Let us test our best models on the test set and evaluate the performance.
y_pred_under_random = lr_under_random.best_estimator_.predict(X_test)
y_pred_probs_random = lr_under_random.best_estimator_.predict_proba(X_test)[:,1]
print('LOGISTIC REGRESSION MODEL\n')
lr_opti_auc,lr_opti_accuracy,lr_opti_recall,lr_opti_precision,lr_opti_spec =\
evaluation_report(y_test, y_pred_under_random,y_pred_probs_random, threshold)
LOGISTIC REGRESSION MODEL Performance metrics: AUC: 0.663 Accuracy: 0.670 Recall: 0.541 Precision: 0.178 Specificity: 0.686
y_pred_under_random = rf_random.best_estimator_.predict(X_test)
y_pred_probs_random = rf_random.best_estimator_.predict_proba(X_test)[:,1]
print('RANDOM FOREST CLASSIFIER\n')
rf_opti_auc,rf_opti_accuracy,rf_opti_recall,rf_opti_precision,rf_opti_spec =\
evaluation_report(y_test, y_pred_under_random,y_pred_probs_random, threshold)
RANDOM FOREST CLASSIFIER Performance metrics: AUC: 0.665 Accuracy: 0.671 Recall: 0.549 Precision: 0.180 Specificity: 0.687
This project consisted of making a binary classifier to predict the probability that a patient would be readmitted in hospital within 30 days of discharge. On the held out test dataset, our best model had an AUC of 0.665.

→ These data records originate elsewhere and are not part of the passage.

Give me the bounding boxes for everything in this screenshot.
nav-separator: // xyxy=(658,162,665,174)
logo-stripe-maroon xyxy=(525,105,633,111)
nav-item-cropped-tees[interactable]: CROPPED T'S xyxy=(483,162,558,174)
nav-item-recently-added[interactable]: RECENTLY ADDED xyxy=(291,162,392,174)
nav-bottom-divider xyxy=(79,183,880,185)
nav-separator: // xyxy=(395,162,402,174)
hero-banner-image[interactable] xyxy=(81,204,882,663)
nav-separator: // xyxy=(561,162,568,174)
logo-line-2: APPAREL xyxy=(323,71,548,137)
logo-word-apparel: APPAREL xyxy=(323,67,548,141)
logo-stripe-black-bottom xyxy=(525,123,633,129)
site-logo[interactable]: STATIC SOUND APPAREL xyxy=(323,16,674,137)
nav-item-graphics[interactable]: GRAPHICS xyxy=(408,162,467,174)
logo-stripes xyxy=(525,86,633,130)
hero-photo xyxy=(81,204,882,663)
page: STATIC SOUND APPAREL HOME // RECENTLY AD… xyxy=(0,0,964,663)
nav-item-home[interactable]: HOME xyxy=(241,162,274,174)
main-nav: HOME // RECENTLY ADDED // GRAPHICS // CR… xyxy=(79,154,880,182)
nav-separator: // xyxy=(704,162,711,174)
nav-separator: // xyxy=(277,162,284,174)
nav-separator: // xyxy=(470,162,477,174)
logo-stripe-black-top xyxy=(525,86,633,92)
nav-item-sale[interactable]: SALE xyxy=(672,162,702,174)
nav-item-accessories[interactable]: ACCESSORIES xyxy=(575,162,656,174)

Since the complete dataset was highly imbalanced, the accuracy of the model is slightly compromised in terms of predicting the sample correctly.
Using the Random Forest Classifier model, we are able to catch about 55% of the readmissions from our model that performs much better than randomly selecting patients.